Es gibt diverse Bemühungen, doch fehlt die gesellschaftliche Debatte gänzlich. Solange wir glauben, dass sexuelle Gewalt an Kindern Einzelphänomene sind und keine weitreichenden Folgen für die Gesellschaft haben, wird sich das nicht ändern (siehe auch fehlende Statistiken).
Wir müssen als Gesellschaft begreifen, dass wir eine grundlegende Aufgabe haben, der wir bisher nur unzureichend nachgekommen sind: dem Schutz von Kindern.

Wie entstand der Titel der Dokumentation? 

Tina singt in Nirgendland ein Text von Masha Kaleko: „Kein Kinderlied“. Dieses Lied behandelt das Gefühl derjenigen, die aus ihrem Leben herausgerissen  und ins „Nirgendland „ verstoßen“ werden, die niemals irgendwo ankommen werden- denen die menschlichen Grundrechte nach Sicherheit, Geborgenheit und Unversehrtheit entzogen wurden. Dieses Nirgendland ist das Land der Traumatisierten. Das Land vor dem wir die Augen verschließen, weil es uns zu sehr an unsere eigenen Narben erinnert, weil es uns zeigt, wie fragil der Mensch ist und wie angewiesen auf andere. Für mich ist „Nirgendland“ das Land der Geister- Stimmen unserer tiefsten Sehnsüchte- Ohne dieses Land jemals betreten zu haben, werden wir meiner Meinung nach das Leben nicht verstehen.

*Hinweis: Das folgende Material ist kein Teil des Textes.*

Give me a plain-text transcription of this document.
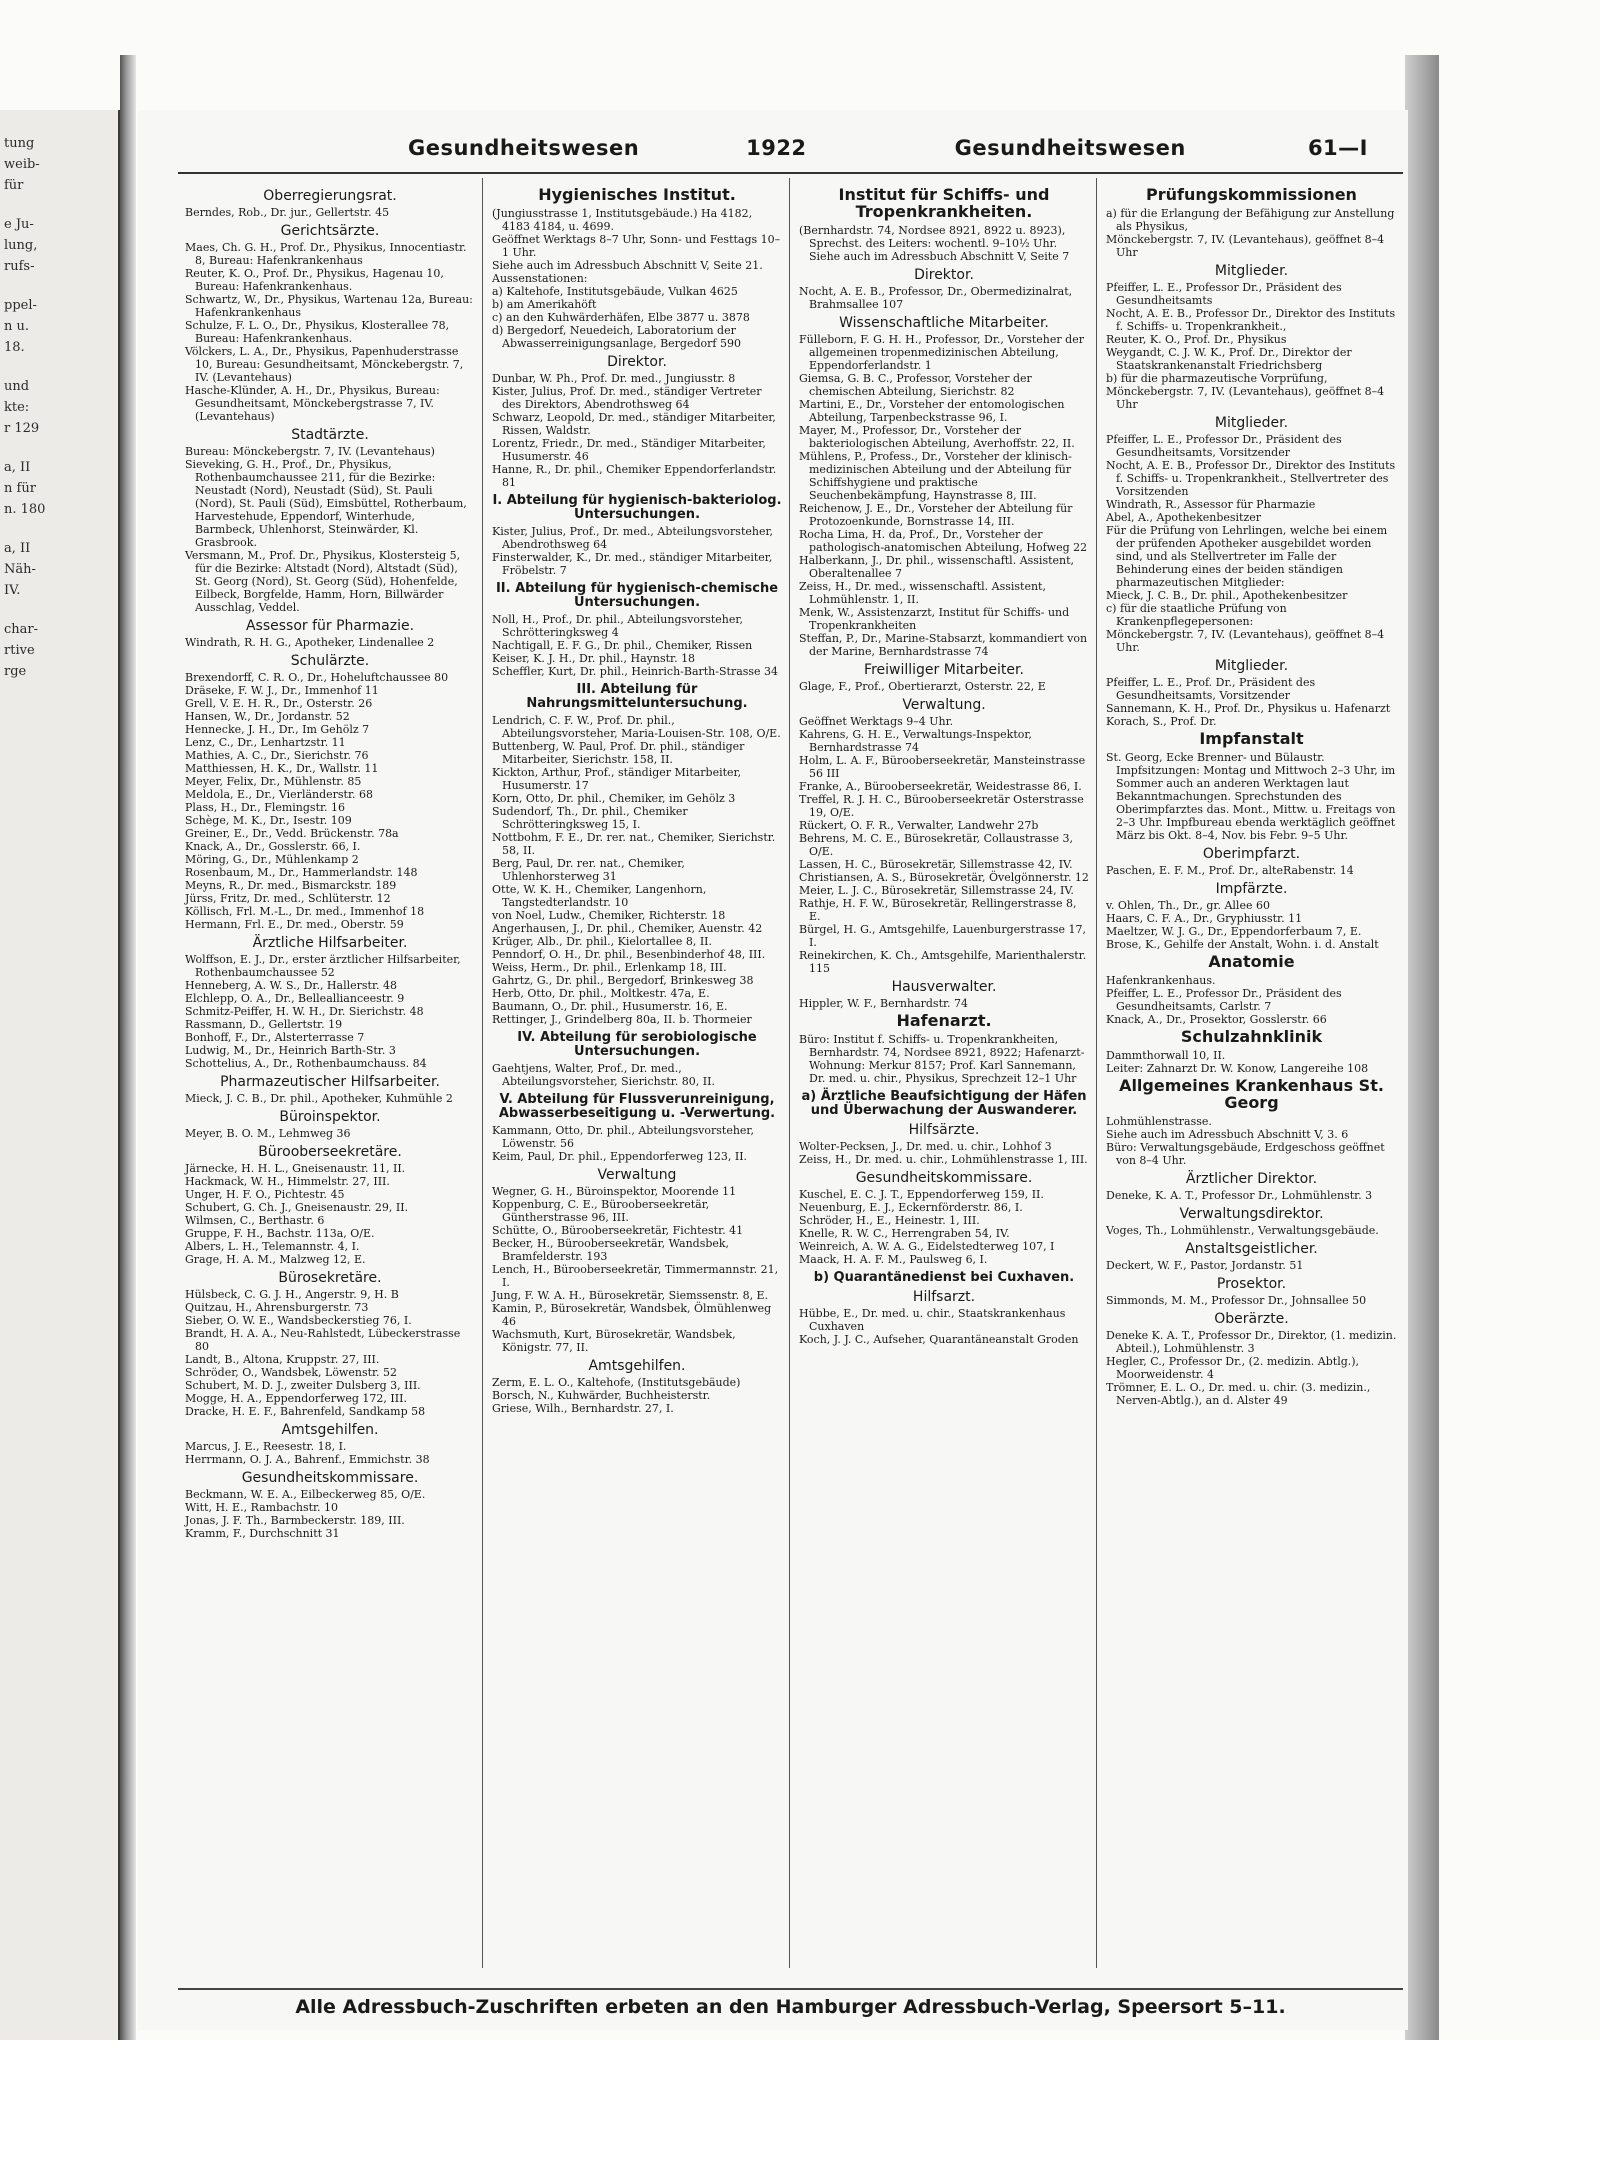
tung
weib-
für
e Ju-
lung,
rufs-
ppel-
n u.
18.
und
kte:
r 129
a, II
n für
n. 180
a, II
Näh-
IV.
char-
rtive
rge
Gesundheitswesen	1922	Gesundheitswesen	61—I
Oberregierungsrat.

Berndes, Rob., Dr. jur., Gellertstr. 45

Gerichtsärzte.

Maes, Ch. G. H., Prof. Dr., Physikus, Innocentiastr. 8, Bureau: Hafenkrankenhaus

Reuter, K. O., Prof. Dr., Physikus, Hagenau 10, Bureau: Hafenkrankenhaus.

Schwartz, W., Dr., Physikus, Wartenau 12a, Bureau: Hafenkrankenhaus

Schulze, F. L. O., Dr., Physikus, Klosterallee 78, Bureau: Hafenkrankenhaus.

Völckers, L. A., Dr., Physikus, Papenhuderstrasse 10, Bureau: Gesundheitsamt, Mönckebergstr. 7, IV. (Levantehaus)

Hasche-Klünder, A. H., Dr., Physikus, Bureau: Gesundheitsamt, Mönckebergstrasse 7, IV. (Levantehaus)

Stadtärzte.

Bureau: Mönckebergstr. 7, IV. (Levantehaus)

Sieveking, G. H., Prof., Dr., Physikus, Rothenbaumchaussee 211, für die Bezirke: Neustadt (Nord), Neustadt (Süd), St. Pauli (Nord), St. Pauli (Süd), Eimsbüttel, Rotherbaum, Harvestehude, Eppendorf, Winterhude, Barmbeck, Uhlenhorst, Steinwärder, Kl. Grasbrook.

Versmann, M., Prof. Dr., Physikus, Klostersteig 5, für die Bezirke: Altstadt (Nord), Altstadt (Süd), St. Georg (Nord), St. Georg (Süd), Hohenfelde, Eilbeck, Borgfelde, Hamm, Horn, Billwärder Ausschlag, Veddel.

Assessor für Pharmazie.

Windrath, R. H. G., Apotheker, Lindenallee 2

Schulärzte.

Brexendorff, C. R. O., Dr., Hoheluftchaussee 80

Dräseke, F. W. J., Dr., Immenhof 11

Grell, V. E. H. R., Dr., Osterstr. 26

Hansen, W., Dr., Jordanstr. 52

Hennecke, J. H., Dr., Im Gehölz 7

Lenz, C., Dr., Lenhartzstr. 11

Mathies, A. C., Dr., Sierichstr. 76

Matthiessen, H. K., Dr., Wallstr. 11

Meyer, Felix, Dr., Mühlenstr. 85

Meldola, E., Dr., Vierländerstr. 68

Plass, H., Dr., Flemingstr. 16

Schège, M. K., Dr., Isestr. 109

Greiner, E., Dr., Vedd. Brückenstr. 78a

Knack, A., Dr., Gosslerstr. 66, I.

Möring, G., Dr., Mühlenkamp 2

Rosenbaum, M., Dr., Hammerlandstr. 148

Meyns, R., Dr. med., Bismarckstr. 189

Jürss, Fritz, Dr. med., Schlüterstr. 12

Köllisch, Frl. M.-L., Dr. med., Immenhof 18

Hermann, Frl. E., Dr. med., Oberstr. 59

Ärztliche Hilfsarbeiter.

Wolffson, E. J., Dr., erster ärztlicher Hilfsarbeiter, Rothenbaumchaussee 52

Henneberg, A. W. S., Dr., Hallerstr. 48

Elchlepp, O. A., Dr., Belleallianceestr. 9

Schmitz-Peiffer, H. W. H., Dr. Sierichstr. 48

Rassmann, D., Gellertstr. 19

Bonhoff, F., Dr., Alsterterrasse 7

Ludwig, M., Dr., Heinrich Barth-Str. 3

Schottelius, A., Dr., Rothenbaumchauss. 84

Pharmazeutischer Hilfsarbeiter.

Mieck, J. C. B., Dr. phil., Apotheker, Kuhmühle 2

Büroinspektor.

Meyer, B. O. M., Lehmweg 36

Bürooberseekretäre.

Järnecke, H. H. L., Gneisenaustr. 11, II.

Hackmack, W. H., Himmelstr. 27, III.

Unger, H. F. O., Pichtestr. 45

Schubert, G. Ch. J., Gneisenaustr. 29, II.

Wilmsen, C., Berthastr. 6

Gruppe, F. H., Bachstr. 113a, O/E.

Albers, L. H., Telemannstr. 4, I.

Grage, H. A. M., Malzweg 12, E.

Bürosekretäre.

Hülsbeck, C. G. J. H., Angerstr. 9, H. B

Quitzau, H., Ahrensburgerstr. 73

Sieber, O. W. E., Wandsbeckerstieg 76, I.

Brandt, H. A. A., Neu-Rahlstedt, Lübeckerstrasse 80

Landt, B., Altona, Kruppstr. 27, III.

Schröder, O., Wandsbek, Löwenstr. 52

Schubert, M. D. J., zweiter Dulsberg 3, III.

Mogge, H. A., Eppendorferweg 172, III.

Dracke, H. E. F., Bahrenfeld, Sandkamp 58

Amtsgehilfen.

Marcus, J. E., Reesestr. 18, I.

Herrmann, O. J. A., Bahrenf., Emmichstr. 38

Gesundheitskommissare.

Beckmann, W. E. A., Eilbeckerweg 85, O/E.

Witt, H. E., Rambachstr. 10

Jonas, J. F. Th., Barmbeckerstr. 189, III.

Kramm, F., Durchschnitt 31

Hygienisches Institut.

(Jungiusstrasse 1, Institutsgebäude.) Ha 4182, 4183 4184, u. 4699.

Geöffnet Werktags 8–7 Uhr, Sonn- und Festtags 10–1 Uhr.

Siehe auch im Adressbuch Abschnitt V, Seite 21.

Aussenstationen:

a) Kaltehofe, Institutsgebäude, Vulkan 4625

b) am Amerikahöft

c) an den Kuhwärderhäfen, Elbe 3877 u. 3878

d) Bergedorf, Neuedeich, Laboratorium der Abwasserreinigungsanlage, Bergedorf 590

Direktor.

Dunbar, W. Ph., Prof. Dr. med., Jungiusstr. 8

Kister, Julius, Prof. Dr. med., ständiger Vertreter des Direktors, Abendrothsweg 64

Schwarz, Leopold, Dr. med., ständiger Mitarbeiter, Rissen, Waldstr.

Lorentz, Friedr., Dr. med., Ständiger Mitarbeiter, Husumerstr. 46

Hanne, R., Dr. phil., Chemiker Eppendorferlandstr. 81

I. Abteilung für hygienisch-bakteriolog. Untersuchungen.

Kister, Julius, Prof., Dr. med., Abteilungsvorsteher, Abendrothsweg 64

Finsterwalder, K., Dr. med., ständiger Mitarbeiter, Fröbelstr. 7

II. Abteilung für hygienisch-chemische Untersuchungen.

Noll, H., Prof., Dr. phil., Abteilungsvorsteher, Schrötteringksweg 4

Nachtigall, E. F. G., Dr. phil., Chemiker, Rissen

Keiser, K. J. H., Dr. phil., Haynstr. 18

Scheffler, Kurt, Dr. phil., Heinrich-Barth-Strasse 34

III. Abteilung für Nahrungsmitteluntersuchung.

Lendrich, C. F. W., Prof. Dr. phil., Abteilungsvorsteher, Maria-Louisen-Str. 108, O/E.

Buttenberg, W. Paul, Prof. Dr. phil., ständiger Mitarbeiter, Sierichstr. 158, II.

Kickton, Arthur, Prof., ständiger Mitarbeiter, Husumerstr. 17

Korn, Otto, Dr. phil., Chemiker, im Gehölz 3

Sudendorf, Th., Dr. phil., Chemiker Schrötteringksweg 15, I.

Nottbohm, F. E., Dr. rer. nat., Chemiker, Sierichstr. 58, II.

Berg, Paul, Dr. rer. nat., Chemiker, Uhlenhorsterweg 31

Otte, W. K. H., Chemiker, Langenhorn, Tangstedterlandstr. 10

von Noel, Ludw., Chemiker, Richterstr. 18

Angerhausen, J., Dr. phil., Chemiker, Auenstr. 42

Krüger, Alb., Dr. phil., Kielortallee 8, II.

Penndorf, O. H., Dr. phil., Besenbinderhof 48, III.

Weiss, Herm., Dr. phil., Erlenkamp 18, III.

Gahrtz, G., Dr. phil., Bergedorf, Brinkesweg 38

Herb, Otto, Dr. phil., Moltkestr. 47a, E.

Baumann, O., Dr. phil., Husumerstr. 16, E.

Rettinger, J., Grindelberg 80a, II. b. Thormeier

IV. Abteilung für serobiologische Untersuchungen.

Gaehtjens, Walter, Prof., Dr. med., Abteilungsvorsteher, Sierichstr. 80, II.

V. Abteilung für Flussverunreinigung, Abwasserbeseitigung u. -Verwertung.

Kammann, Otto, Dr. phil., Abteilungsvorsteher, Löwenstr. 56

Keim, Paul, Dr. phil., Eppendorferweg 123, II.

Verwaltung

Wegner, G. H., Büroinspektor, Moorende 11

Koppenburg, C. E., Bürooberseekretär, Güntherstrasse 96, III.

Schütte, O., Bürooberseekretär, Fichtestr. 41

Becker, H., Bürooberseekretär, Wandsbek, Bramfelderstr. 193

Lench, H., Bürooberseekretär, Timmermannstr. 21, I.

Jung, F. W. A. H., Bürosekretär, Siemssenstr. 8, E.

Kamin, P., Bürosekretär, Wandsbek, Ölmühlenweg 46

Wachsmuth, Kurt, Bürosekretär, Wandsbek, Königstr. 77, II.

Amtsgehilfen.

Zerm, E. L. O., Kaltehofe, (Institutsgebäude)

Borsch, N., Kuhwärder, Buchheisterstr.

Griese, Wilh., Bernhardstr. 27, I.

Institut für Schiffs- und Tropenkrankheiten.

(Bernhardstr. 74, Nordsee 8921, 8922 u. 8923), Sprechst. des Leiters: wochentl. 9–10½ Uhr. Siehe auch im Adressbuch Abschnitt V, Seite 7

Direktor.

Nocht, A. E. B., Professor, Dr., Obermedizinalrat, Brahmsallee 107

Wissenschaftliche Mitarbeiter.

Fülleborn, F. G. H. H., Professor, Dr., Vorsteher der allgemeinen tropenmedizinischen Abteilung, Eppendorferlandstr. 1

Giemsa, G. B. C., Professor, Vorsteher der chemischen Abteilung, Sierichstr. 82

Martini, E., Dr., Vorsteher der entomologischen Abteilung, Tarpenbeckstrasse 96, I.

Mayer, M., Professor, Dr., Vorsteher der bakteriologischen Abteilung, Averhoffstr. 22, II.

Mühlens, P., Profess., Dr., Vorsteher der klinisch-medizinischen Abteilung und der Abteilung für Schiffshygiene und praktische Seuchenbekämpfung, Haynstrasse 8, III.

Reichenow, J. E., Dr., Vorsteher der Abteilung für Protozoenkunde, Bornstrasse 14, III.

Rocha Lima, H. da, Prof., Dr., Vorsteher der pathologisch-anatomischen Abteilung, Hofweg 22

Halberkann, J., Dr. phil., wissenschaftl. Assistent, Oberaltenallee 7

Zeiss, H., Dr. med., wissenschaftl. Assistent, Lohmühlenstr. 1, II.

Menk, W., Assistenzarzt, Institut für Schiffs- und Tropenkrankheiten

Steffan, P., Dr., Marine-Stabsarzt, kommandiert von der Marine, Bernhardstrasse 74

Freiwilliger Mitarbeiter.

Glage, F., Prof., Obertierarzt, Osterstr. 22, E

Verwaltung.

Geöffnet Werktags 9–4 Uhr.

Kahrens, G. H. E., Verwaltungs-Inspektor, Bernhardstrasse 74

Holm, L. A. F., Bürooberseekretär, Mansteinstrasse 56 III

Franke, A., Bürooberseekretär, Weidestrasse 86, I.

Treffel, R. J. H. C., Bürooberseekretär Osterstrasse 19, O/E.

Rückert, O. F. R., Verwalter, Landwehr 27b

Behrens, M. C. E., Bürosekretär, Collaustrasse 3, O/E.

Lassen, H. C., Bürosekretär, Sillemstrasse 42, IV.

Christiansen, A. S., Bürosekretär, Övelgönnerstr. 12

Meier, L. J. C., Bürosekretär, Sillemstrasse 24, IV.

Rathje, H. F. W., Bürosekretär, Rellingerstrasse 8, E.

Bürgel, H. G., Amtsgehilfe, Lauenburgerstrasse 17, I.

Reinekirchen, K. Ch., Amtsgehilfe, Marienthalerstr. 115

Hausverwalter.

Hippler, W. F., Bernhardstr. 74

Hafenarzt.

Büro: Institut f. Schiffs- u. Tropenkrankheiten, Bernhardstr. 74, Nordsee 8921, 8922; Hafenarzt-Wohnung: Merkur 8157; Prof. Karl Sannemann, Dr. med. u. chir., Physikus, Sprechzeit 12–1 Uhr

a) Ärztliche Beaufsichtigung der Häfen und Überwachung der Auswanderer.
Hilfsärzte.

Wolter-Pecksen, J., Dr. med. u. chir., Lohhof 3

Zeiss, H., Dr. med. u. chir., Lohmühlenstrasse 1, III.

Gesundheitskommissare.

Kuschel, E. C. J. T., Eppendorferweg 159, II.

Neuenburg, E. J., Eckernförderstr. 86, I.

Schröder, H., E., Heinestr. 1, III.

Knelle, R. W. C., Herrengraben 54, IV.

Weinreich, A. W. A. G., Eidelstedterweg 107, I

Maack, H. A. F. M., Paulsweg 6, I.

b) Quarantänedienst bei Cuxhaven.
Hilfsarzt.

Hübbe, E., Dr. med. u. chir., Staatskrankenhaus Cuxhaven

Koch, J. J. C., Aufseher, Quarantäneanstalt Groden

Prüfungskommissionen

a) für die Erlangung der Befähigung zur Anstellung als Physikus,

Mönckebergstr. 7, IV. (Levantehaus), geöffnet 8–4 Uhr

Mitglieder.

Pfeiffer, L. E., Professor Dr., Präsident des Gesundheitsamts

Nocht, A. E. B., Professor Dr., Direktor des Instituts f. Schiffs- u. Tropenkrankheit.,

Reuter, K. O., Prof. Dr., Physikus

Weygandt, C. J. W. K., Prof. Dr., Direktor der Staatskrankenanstalt Friedrichsberg

b) für die pharmazeutische Vorprüfung,

Mönckebergstr. 7, IV. (Levantehaus), geöffnet 8–4 Uhr

Mitglieder.

Pfeiffer, L. E., Professor Dr., Präsident des Gesundheitsamts, Vorsitzender

Nocht, A. E. B., Professor Dr., Direktor des Instituts f. Schiffs- u. Tropenkrankheit., Stellvertreter des Vorsitzenden

Windrath, R., Assessor für Pharmazie

Abel, A., Apothekenbesitzer

Für die Prüfung von Lehrlingen, welche bei einem der prüfenden Apotheker ausgebildet worden sind, und als Stellvertreter im Falle der Behinderung eines der beiden ständigen pharmazeutischen Mitglieder:

Mieck, J. C. B., Dr. phil., Apothekenbesitzer

c) für die staatliche Prüfung von Krankenpflegepersonen:

Mönckebergstr. 7, IV. (Levantehaus), geöffnet 8–4 Uhr.

Mitglieder.

Pfeiffer, L. E., Prof. Dr., Präsident des Gesundheitsamts, Vorsitzender

Sannemann, K. H., Prof. Dr., Physikus u. Hafenarzt

Korach, S., Prof. Dr.

Impfanstalt

St. Georg, Ecke Brenner- und Bülaustr. Impfsitzungen: Montag und Mittwoch 2–3 Uhr, im Sommer auch an anderen Werktagen laut Bekanntmachungen. Sprechstunden des Oberimpfarztes das. Mont., Mittw. u. Freitags von 2–3 Uhr. Impfbureau ebenda werktäglich geöffnet März bis Okt. 8–4, Nov. bis Febr. 9–5 Uhr.

Oberimpfarzt.

Paschen, E. F. M., Prof. Dr., alteRabenstr. 14

Impfärzte.

v. Ohlen, Th., Dr., gr. Allee 60

Haars, C. F. A., Dr., Gryphiusstr. 11

Maeltzer, W. J. G., Dr., Eppendorferbaum 7, E.

Brose, K., Gehilfe der Anstalt, Wohn. i. d. Anstalt

Anatomie

Hafenkrankenhaus.

Pfeiffer, L. E., Professor Dr., Präsident des Gesundheitsamts, Carlstr. 7

Knack, A., Dr., Prosektor, Gosslerstr. 66

Schulzahnklinik

Dammthorwall 10, II.

Leiter: Zahnarzt Dr. W. Konow, Langereihe 108

Allgemeines Krankenhaus St. Georg

Lohmühlenstrasse.

Siehe auch im Adressbuch Abschnitt V, 3. 6

Büro: Verwaltungsgebäude, Erdgeschoss geöffnet von 8–4 Uhr.

Ärztlicher Direktor.

Deneke, K. A. T., Professor Dr., Lohmühlenstr. 3

Verwaltungsdirektor.

Voges, Th., Lohmühlenstr., Verwaltungsgebäude.

Anstaltsgeistlicher.

Deckert, W. F., Pastor, Jordanstr. 51

Prosektor.

Simmonds, M. M., Professor Dr., Johnsallee 50

Oberärzte.

Deneke K. A. T., Professor Dr., Direktor, (1. medizin. Abteil.), Lohmühlenstr. 3

Hegler, C., Professor Dr., (2. medizin. Abtlg.), Moorweidenstr. 4

Trömner, E. L. O., Dr. med. u. chir. (3. medizin., Nerven-Abtlg.), an d. Alster 49

Alle Adressbuch-Zuschriften erbeten an den Hamburger Adressbuch-Verlag, Speersort 5–11.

Wie begegnet man dem Thema in unseren Nachbarländern? Wird dort sexuelle Gewalt an Kindern in den Medien thematisiert?

Sexuelle Gewalt wird, soweit ich weiß, überall ähnlich behandelt. Es gibt die mediale Aufbereitung, doch bleibt diese an der Oberfläche hängen. Sie traut sich nicht ins Nirgendland. Das Schweigen und Verdrängen ist ein globales Phänomen.

Sehen Sie Missbrauch überhaupt als das passende Wort für ein Verbrechen, bei dem es um die vorsätzliche Inkaufnahme von Tod oder schlimmsten psychische Schäden, also um Zerstörung eines Lebens geht? Handelt es sich nicht um schwerste Körperverletzung mit lebenslangen Schäden?

Es gibt viele Debatten- ich bevorzuge „sexuelle oder sexualisierte Gewalt“. Missbrauch suggeriert, dass es einen richtigen Gebrauch gäbe. Für mich hat sich herausgestellt, dass sexuelle Gewalt an Kindern eine Form von Folter ist. Und ich verlange, dass es auch so politisch und juristisch behandelt wird.

Wären bei der Richterausbildung an den Universitäten Lehrinhalte zu familiären Gewaltverbrechen zielführend.

Unbedingt! Doch ich würde noch mehr verlangen: Richter müssen in fortlaufender Weiterbildung sein. Und es muss eine Möglichkeit der Qualitätsprüfung geben. 

Wie kann man die Komplizenschaft der Mütter verhindern?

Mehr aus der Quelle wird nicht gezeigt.